– И люб он ей, да пусть лучше и не сватает… он сын Малюты, – сказала ему Елена Афанасьевна.
Конечно, не в этой форме передал этот ответ своему другу Карасев, но первый понял то, что не договорил его товарищ.
– Мне не видать счастия в этом мире, – грустно заметил Скуратов, – я сын Малюты.
На его лицо набежала мрачная тень, да так и не сходила с него.
Прошла неделя. Однажды вечером Максим Григорьев пришел к Карасеву…
– Побратаемся, – сказал он ему, – снимая с шеи золотой тельник, ты мой единственный задушевный друг, тебя одного жаль мне оставлять в этом мире…
– С охотой побратаемся, – снял в свою очередь деревянный тельник Семен Иванов… – Но как это оставлять, ты это куда же собрался? – добавил он, видя Скуратова в дорожном платье.
– Погоди, потом расскажу… – грустно отвечал тот, надевая свой крест на шею друга.
Последний благоговейно сделал то же самое.
Новые братья облобызались.
Обряд побратимства совершился…
– Так куда же ты… что задумал? – после некоторой паузы спросил Карасев.
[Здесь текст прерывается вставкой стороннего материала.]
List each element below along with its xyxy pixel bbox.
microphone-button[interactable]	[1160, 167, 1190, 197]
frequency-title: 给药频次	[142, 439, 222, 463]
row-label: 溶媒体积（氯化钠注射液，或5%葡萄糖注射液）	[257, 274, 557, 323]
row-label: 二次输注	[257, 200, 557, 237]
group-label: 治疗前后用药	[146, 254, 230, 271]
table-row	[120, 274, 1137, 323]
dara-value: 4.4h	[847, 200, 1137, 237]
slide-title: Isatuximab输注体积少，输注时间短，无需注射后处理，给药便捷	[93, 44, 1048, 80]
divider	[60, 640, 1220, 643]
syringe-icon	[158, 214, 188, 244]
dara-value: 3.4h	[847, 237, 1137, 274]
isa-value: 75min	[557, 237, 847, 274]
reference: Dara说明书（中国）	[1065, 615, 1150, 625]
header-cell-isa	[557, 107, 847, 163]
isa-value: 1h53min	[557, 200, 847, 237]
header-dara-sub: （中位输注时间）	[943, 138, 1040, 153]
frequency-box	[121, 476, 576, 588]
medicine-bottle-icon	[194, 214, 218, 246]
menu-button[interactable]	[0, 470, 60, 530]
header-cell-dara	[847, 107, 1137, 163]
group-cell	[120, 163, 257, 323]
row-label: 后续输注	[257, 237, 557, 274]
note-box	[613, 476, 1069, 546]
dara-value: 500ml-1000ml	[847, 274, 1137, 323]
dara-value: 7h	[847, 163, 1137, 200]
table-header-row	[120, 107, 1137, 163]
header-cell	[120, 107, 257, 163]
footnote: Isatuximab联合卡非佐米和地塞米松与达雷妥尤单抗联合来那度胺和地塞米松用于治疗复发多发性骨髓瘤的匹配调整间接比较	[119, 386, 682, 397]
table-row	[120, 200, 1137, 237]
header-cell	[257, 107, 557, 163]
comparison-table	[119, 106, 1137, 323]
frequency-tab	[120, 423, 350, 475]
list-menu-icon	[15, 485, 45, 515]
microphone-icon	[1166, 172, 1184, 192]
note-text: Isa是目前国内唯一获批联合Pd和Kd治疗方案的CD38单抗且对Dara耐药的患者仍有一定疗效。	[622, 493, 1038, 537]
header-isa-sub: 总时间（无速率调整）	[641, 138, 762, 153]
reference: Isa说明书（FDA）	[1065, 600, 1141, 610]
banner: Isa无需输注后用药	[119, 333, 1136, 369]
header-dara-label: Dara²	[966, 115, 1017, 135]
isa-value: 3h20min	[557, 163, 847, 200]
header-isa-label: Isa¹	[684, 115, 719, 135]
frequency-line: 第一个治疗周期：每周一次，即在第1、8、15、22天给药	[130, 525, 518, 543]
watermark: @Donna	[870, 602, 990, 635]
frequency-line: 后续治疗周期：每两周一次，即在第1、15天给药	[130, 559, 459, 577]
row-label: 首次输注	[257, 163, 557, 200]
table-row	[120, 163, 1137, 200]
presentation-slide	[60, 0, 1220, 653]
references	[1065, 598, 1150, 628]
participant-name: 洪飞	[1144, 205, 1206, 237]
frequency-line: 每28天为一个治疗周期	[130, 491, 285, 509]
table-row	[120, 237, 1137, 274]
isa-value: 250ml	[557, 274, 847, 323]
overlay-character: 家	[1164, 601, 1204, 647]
– Вон из мира… В нем нет места сыну Малюты… Пойду замаливать грехи отца… Может, милосердный Господь внемлет моим молитвам и остановит окровавленную руку отца в ее адской работе… А я пойду куда-нибудь под монастырскую сень… повторяю, в мире нет места сыну палача… Да простит меня Бог и отец за резкое слово.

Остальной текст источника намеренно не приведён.